Improbidade Administrativa: Justiça determina bloqueio de bens do prefeito de Poço Dantas, Dedé Cândido. - BLOG DO GERALDO ANDRADE

quinta-feira, 28 de maio de 2020

Improbidade Administrativa: Justiça determina bloqueio de bens do prefeito de Poço Dantas, Dedé Cândido.



O juiz  da Comarca de Uiraúna-PB, Dr. Francisco Thiago da Silva Rabelo  determinou nessa  quinta-feira ( 28) de maio,  a  indisponibilidade dos bens do prefeito municipal de Poço Dantas, José Gurgel Sobrinho, assim compreendidos imóveis, veículos, valores depositados em agências bancárias, que assegurem o integral ressarcimento do dano, considerando também eventual condenação por danos morais coletivos, a teor do parágrafo único do art. 7º e art. 5º da Lei 8.429/92, até ulterior deliberação judicial, limitado à quantia de R$ 297.505,44 (duzentos e noventa e sete mil, quinhentos e cinco reais e quarenta e quatro centavos).

Trata-se de ação civil pública por ato de improbidade administrativa ajuizada pelo MINISTÉRIO PÚBLICO DA PARAÍBA em face de José Gurgel Sobrinho, prefeito do município de Poço Dantas/PB. A Promotoria de Justiça da Comarca de Uiraúna/PB, instaurou o Inquérito Civil Público nº 045.2018.000321, a partir de solicitação formulado por popular da cidade de Poço Dantas, com vistas a requisitar acesso a informação do Instituto Poçodantense de Previdência Municipal.

Aduz que restou apurado que nos exercícios de 2013/2018/2018, foram retidos valores das remunerações dos servidores públicos em exercício na Prefeitura Municipal, a título de contribuições previdenciárias para o regime de previdência próprio, sem que estes valores tenham sido efetivamente repassados ao Instituto Poçodantense de Previdência Municipal.

“Os valores descontados dos servidores e não repassados pelo réu ao Instituto de Previdência Municipal durante o exercício de 2013/2018/2019 alcançaram o importe de R$ 297.505,44 (duzentos e noventa e sete mil, quinhentos e cinco reais e quarenta e quatro centavos), o que gera desmedido prejuízo aos servidores filiados ao regime próprio de previdência municipal e ao próprio município, que futuramente terá que arcar com os benefícios concedidos sem o devido lastro. A conduta do réu, prefeito municipal, configura ato de improbidade administrativa que causa prejuízo ao erário e atenta contra os princípios norteadores da Administração Pública”, disse o magistrado  Dr.
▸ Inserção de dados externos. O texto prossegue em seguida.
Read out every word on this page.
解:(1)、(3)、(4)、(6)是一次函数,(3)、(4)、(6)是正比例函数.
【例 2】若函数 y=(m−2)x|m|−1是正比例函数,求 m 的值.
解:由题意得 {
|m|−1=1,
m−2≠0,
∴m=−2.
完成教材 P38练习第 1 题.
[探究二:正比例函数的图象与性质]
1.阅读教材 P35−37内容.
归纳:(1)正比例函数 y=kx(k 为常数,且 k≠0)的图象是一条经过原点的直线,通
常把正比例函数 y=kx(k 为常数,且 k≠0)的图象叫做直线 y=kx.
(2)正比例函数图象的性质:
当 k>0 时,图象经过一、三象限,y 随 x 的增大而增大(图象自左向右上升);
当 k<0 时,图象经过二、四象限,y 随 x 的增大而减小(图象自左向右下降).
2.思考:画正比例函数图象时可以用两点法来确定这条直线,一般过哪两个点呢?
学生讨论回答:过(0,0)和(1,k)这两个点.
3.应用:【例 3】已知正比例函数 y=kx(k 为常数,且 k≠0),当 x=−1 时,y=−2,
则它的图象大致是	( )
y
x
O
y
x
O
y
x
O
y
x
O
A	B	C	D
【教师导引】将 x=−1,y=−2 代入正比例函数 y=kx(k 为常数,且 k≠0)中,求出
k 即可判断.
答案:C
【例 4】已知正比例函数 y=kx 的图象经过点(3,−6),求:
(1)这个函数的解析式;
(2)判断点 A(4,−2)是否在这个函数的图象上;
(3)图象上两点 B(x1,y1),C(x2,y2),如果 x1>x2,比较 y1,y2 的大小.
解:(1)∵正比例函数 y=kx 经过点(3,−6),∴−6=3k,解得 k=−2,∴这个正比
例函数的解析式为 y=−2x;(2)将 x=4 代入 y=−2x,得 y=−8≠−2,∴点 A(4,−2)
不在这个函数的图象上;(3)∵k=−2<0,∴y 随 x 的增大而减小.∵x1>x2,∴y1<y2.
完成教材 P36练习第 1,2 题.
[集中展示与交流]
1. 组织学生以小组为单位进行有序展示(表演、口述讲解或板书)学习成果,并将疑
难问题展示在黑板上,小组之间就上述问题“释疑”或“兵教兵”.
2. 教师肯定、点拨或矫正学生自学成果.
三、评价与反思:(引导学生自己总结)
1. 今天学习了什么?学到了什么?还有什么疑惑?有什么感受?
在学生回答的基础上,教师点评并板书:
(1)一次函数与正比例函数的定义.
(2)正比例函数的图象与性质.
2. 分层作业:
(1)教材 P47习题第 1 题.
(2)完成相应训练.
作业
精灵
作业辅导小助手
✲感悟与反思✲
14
Francisco Thiago da Silva Rabelo   na decisão. 

Consta dos autos que o prefeito municipal, em conduta negligente, deixou de repassar ao Instituto de Previdência Municipal, os valores descontados dos seus servidores durante os exercícios de 2013, 2018 e 2019, causando prejuízo aos servidores e aos cofres públicos.

O magistrado Dr.  Francisco Thiago da Silva Rabelo  na decisão também notificou os os Cartórios de Registros de Imóveis de Poço Dantas, Joca Claudino, Uiraúna, Campina Grande e João Pessoa, a fim de que informem a existência de bens em nome do demandado, determinando, desde logo, caso existentes, que procedam ao IMEDIATO bloqueio de tais bens, adotando-se as medidas necessárias para que permaneçam inalienáveis na forma desta decisão, limitado à quantia de R$ 297.505,44 (duzentos e noventa e sete mil, quinhentos e cinco reais e quarenta e quatro centavos), sob pena de serem aplicadas as sanções cabíveis em caso de descumprimento.



Oficie-se à secretaria de finanças e de administração de Poço Dantas-PB, para que realize o bloqueio de 30% (trinta por cento), referente aos vencimentos mensais recebidos pelo Prefeito Constitucional do referido município, devendo ser transferido para a conta do Instituto Poçodantense de Previdência Municipal. Oficie-se ao Instituto Poçodantense de Previdência Municipal, para que forneça os dados bancários do instituto.